Sarah E. Garcia, Nina E. Lillehei, Eleza R. Valente, Nancy K. Grote, Benjamin L. Hankin, and Elysia Poggi Davis


Prenatal maternal depression affects both mother and fetus with long-term implications for offspring vulnerability to psychopathology through alterations to brain development, stress physiology, negative emotionality, and cognitive control. This article reviews evidence for the negative impact of prenatal maternal depression on offspring development and describes psychotherapeutic interventions that are used to mitigate prenatal maternal depression and thus, may positively impact infant and child development. The authors then describe an ongoing study to examine the effects on infant development of reducing prenatal maternal depression using a brief form of interpersonal psychotherapy adapted for use with pregnant women.

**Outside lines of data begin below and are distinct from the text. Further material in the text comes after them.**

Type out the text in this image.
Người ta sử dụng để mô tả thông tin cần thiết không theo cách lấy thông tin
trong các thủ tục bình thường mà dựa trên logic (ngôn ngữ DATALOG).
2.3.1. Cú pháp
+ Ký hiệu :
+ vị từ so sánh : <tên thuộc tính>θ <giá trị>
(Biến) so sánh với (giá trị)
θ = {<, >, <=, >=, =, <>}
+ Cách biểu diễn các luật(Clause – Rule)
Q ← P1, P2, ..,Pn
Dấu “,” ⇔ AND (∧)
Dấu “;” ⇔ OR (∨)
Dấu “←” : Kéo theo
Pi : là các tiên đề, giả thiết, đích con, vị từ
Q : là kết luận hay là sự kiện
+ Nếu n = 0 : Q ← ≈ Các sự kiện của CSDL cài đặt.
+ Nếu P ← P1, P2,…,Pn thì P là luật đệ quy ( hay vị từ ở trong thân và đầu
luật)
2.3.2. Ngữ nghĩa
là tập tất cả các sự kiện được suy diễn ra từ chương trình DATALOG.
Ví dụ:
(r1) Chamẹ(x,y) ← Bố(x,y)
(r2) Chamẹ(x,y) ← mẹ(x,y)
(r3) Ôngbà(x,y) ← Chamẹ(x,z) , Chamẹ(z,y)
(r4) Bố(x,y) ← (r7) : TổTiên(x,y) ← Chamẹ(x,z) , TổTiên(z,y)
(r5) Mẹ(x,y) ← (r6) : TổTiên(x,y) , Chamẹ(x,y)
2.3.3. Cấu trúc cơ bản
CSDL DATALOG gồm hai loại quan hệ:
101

Maternal depression affects both mother and child and has significant long-term negative effects on infant development and child mental health risk (Goodman et al., 2011). The risks conferred by maternal depression experienced during the postpartum period have long been recognized; indeed mental health interventions have been developed to reduce postpartum maternal depression and, in turn, mitigate risk to child development. In contrast, the unique impact of depression experienced during the prenatal period on offspring development has only recently been understood. The potential positive effects that reducing prenatal depression could have on infant and child development are important to understand as they can set children on an early positive developmental trajectory. In addition, such interventions may be more economically efficient and more likely to reduce personal and societal burden than managing psychological symptoms and problematic behaviors after they arise. In this article, we review the deleterious effects of prenatal depression on fetal development as it relates to risk for later child psychopathology, describe an evidence-based psychosocial intervention for prenatal depression, and discuss how interventions to reduce maternal depression during pregnancy are uniquely situated to have cascading positive effects for both mother and child. Throughout the article we will use a composite case study of “Melissa,” a 24-year-old pregnant, Latina, single mother of a 5-year-old boy “Max,” to illustrate this idea.